Le Triomphe


Le Capitaine Futur : une série de space-opera de l'Âge d'Or, signée par Edmond Hamilton, qui est restée non traduite en français pendant bien trop d'années. Le Bélial' a eu le bon goût il y a deux ans de s'engager dans le beau projet qui consiste à le faire traduire (par Pierre-Paul Durastanti) et à l'éditer pour le mettre enfin à disposition du public francophone. A raison d'un volume par an à peu près, c'est l'occasion de (re)découvrir une SF à la saveur différente : celle d'un passé pas assez éloigné pour qu'on l'ait tout à fait oublié...
Résumé : 
C'est la panique dans le système solaire : une mafia vend sous le manteau un élixir d'immortalité aux plus crédules... avant de leur révéler qu'ils devront désormais consommer le produit sans arrêt, sous peine d'un vieillissement et d'une mort accélérés ! Le gouvernement interplanétaire est impuissant : les personnes assez désespérées par l'avancement de leur âge ne croient pas aux avertissements, préférant savourer le retour illusoire à la jeunesse et se livrent ainsi corps et âme au sinistre syndicat du rajeunissement... Une fois de plus, les dirigeants de la Terre doivent appeler le Capitaine Futur à la rescousse : pour contrecarrer les plans du Seigneur de la vie, le sorcier de la science et son équipage devront partir sur la trace de la mythique Fontaine de Jouvence. L'ennemi se révèle assez retors pour brouiller les pistes : où trouver la source de l'élixir du mal ? Et surtout... comment ?
Quand plus rien ne va dans le système solaire, pas d'angoisse : il suffit d'appeler le Capitaine Futur. Face à un problème insoluble, quand un adversaire ignoble vous fait chanter, oubliez tous vos soucis : le Capitaine Futur saura quoi faire et vous n'aurez qu'à le regarder aplanir vos difficultés. La plupart de mes précédentes chroniques relevaient le caractère super-héroïque du personnage : redresseur de torts, enquêteur hors pair, à la moralité indiscutable... au fond, Curtis Newton est plus qu'un personnage, c'est un archétype voire même un modèle. Tous les autres personnages, dans ce récit, se révèlent dans leur simple humanité : les gentils sont faillibles ou peu compétents, alors que les méchants sont cruels mais pas assez malins pour l'emporter. Le schéma de l'histoire se fait quelque peu répétitif, même si l'argument et les péripéties se renouvellent d'un épisode à l'autre : on ne s'ennuie pas - on n'a pas le temps, à vrai dire... - mais on n'est pas aussi captivé au bout de quatre volumes qu'on ne l'était au terme du premier. Le Capitaine Futur finira-t-il par lasser ?

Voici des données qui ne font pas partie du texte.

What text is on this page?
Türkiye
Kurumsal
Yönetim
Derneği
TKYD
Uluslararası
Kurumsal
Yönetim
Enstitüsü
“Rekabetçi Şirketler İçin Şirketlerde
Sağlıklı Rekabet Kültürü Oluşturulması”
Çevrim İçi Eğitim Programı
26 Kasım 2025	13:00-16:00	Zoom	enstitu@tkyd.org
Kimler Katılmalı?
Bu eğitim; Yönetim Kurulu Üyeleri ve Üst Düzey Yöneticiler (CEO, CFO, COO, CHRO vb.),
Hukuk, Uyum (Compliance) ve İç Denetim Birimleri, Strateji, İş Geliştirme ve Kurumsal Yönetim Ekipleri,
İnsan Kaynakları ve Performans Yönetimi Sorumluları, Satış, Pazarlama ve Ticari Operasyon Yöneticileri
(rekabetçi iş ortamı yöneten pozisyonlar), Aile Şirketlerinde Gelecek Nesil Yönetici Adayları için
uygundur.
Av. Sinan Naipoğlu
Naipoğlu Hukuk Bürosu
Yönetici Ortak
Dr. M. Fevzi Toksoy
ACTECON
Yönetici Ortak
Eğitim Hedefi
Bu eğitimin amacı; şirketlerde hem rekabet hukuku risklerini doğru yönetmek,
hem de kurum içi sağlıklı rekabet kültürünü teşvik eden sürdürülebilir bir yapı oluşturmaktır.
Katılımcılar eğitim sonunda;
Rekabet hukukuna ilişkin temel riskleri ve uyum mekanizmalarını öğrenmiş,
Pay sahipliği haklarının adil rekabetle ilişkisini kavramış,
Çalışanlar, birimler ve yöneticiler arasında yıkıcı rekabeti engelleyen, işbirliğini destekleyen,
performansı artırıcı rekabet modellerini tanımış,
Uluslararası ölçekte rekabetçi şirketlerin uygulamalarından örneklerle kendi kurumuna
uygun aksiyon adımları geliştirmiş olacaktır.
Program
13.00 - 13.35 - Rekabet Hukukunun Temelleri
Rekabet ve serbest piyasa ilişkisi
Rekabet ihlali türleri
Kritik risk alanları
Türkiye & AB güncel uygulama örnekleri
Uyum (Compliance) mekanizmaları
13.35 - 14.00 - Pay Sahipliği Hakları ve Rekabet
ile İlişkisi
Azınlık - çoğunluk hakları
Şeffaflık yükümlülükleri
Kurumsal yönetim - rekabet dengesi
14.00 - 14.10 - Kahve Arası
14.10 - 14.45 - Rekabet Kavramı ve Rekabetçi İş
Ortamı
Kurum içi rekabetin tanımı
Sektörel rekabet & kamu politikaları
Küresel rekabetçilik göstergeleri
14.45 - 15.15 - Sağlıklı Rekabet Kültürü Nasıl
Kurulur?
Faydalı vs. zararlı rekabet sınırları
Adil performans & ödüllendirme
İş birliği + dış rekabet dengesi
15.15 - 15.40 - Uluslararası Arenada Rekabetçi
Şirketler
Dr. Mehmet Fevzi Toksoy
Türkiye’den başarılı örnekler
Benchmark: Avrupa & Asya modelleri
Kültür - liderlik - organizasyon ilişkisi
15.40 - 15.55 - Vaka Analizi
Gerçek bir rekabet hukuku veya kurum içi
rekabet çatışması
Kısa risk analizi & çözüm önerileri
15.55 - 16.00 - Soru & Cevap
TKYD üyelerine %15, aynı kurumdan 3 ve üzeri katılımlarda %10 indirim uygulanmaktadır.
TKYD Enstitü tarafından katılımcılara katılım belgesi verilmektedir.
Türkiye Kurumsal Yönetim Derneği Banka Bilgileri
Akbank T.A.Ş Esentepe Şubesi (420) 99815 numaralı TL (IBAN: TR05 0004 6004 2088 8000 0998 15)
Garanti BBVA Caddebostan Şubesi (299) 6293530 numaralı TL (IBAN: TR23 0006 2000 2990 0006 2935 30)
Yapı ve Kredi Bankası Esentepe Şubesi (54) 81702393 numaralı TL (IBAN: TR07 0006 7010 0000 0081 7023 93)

Le problème ne vient en réalité pas de la structure de l'oeuvre ni même de son âge : il vient de l'opposition au Capitaine Futur. Celui-ci possède plusieurs alliés aux talents indispensables à ses propres succès : les Futuristes bien sûr (Grag à la force brute, Otho le change-forme et Simon le cerveau) et les simples humains sur une orbite plus lointaine (Joan et Ezra). Chacun de ces personnages est récurrent et possède sa propre personnalité ainsi que ses talents qui donnent envie de le retrouver d'un épisode à l'autre... et rappellent que les héros ne sont jamais tout à fait seuls face à l'adversité. Les ennemis, quant à eux, sont monolithiques : ce sont des organisations pyramidales dont le chef se dissimule derrière des masques de carnaval, des avatars effrayants, des titres pompeux et des sbires mal dégrossis qui n'ont le plus souvent pas le droit à une identité réelle au-delà de leur origine planétaire... Les méchants étant toujours seuls en quelque sorte face au Capitaine Futur et à ses puissants alliés, ne sont-ils pas dès le départ condamnés à échouer ? Au fond, ne manque-t-il pas à Futur un antagoniste récurrent... ou une alliance de super-vilains pour mieux brouiller les pistes ?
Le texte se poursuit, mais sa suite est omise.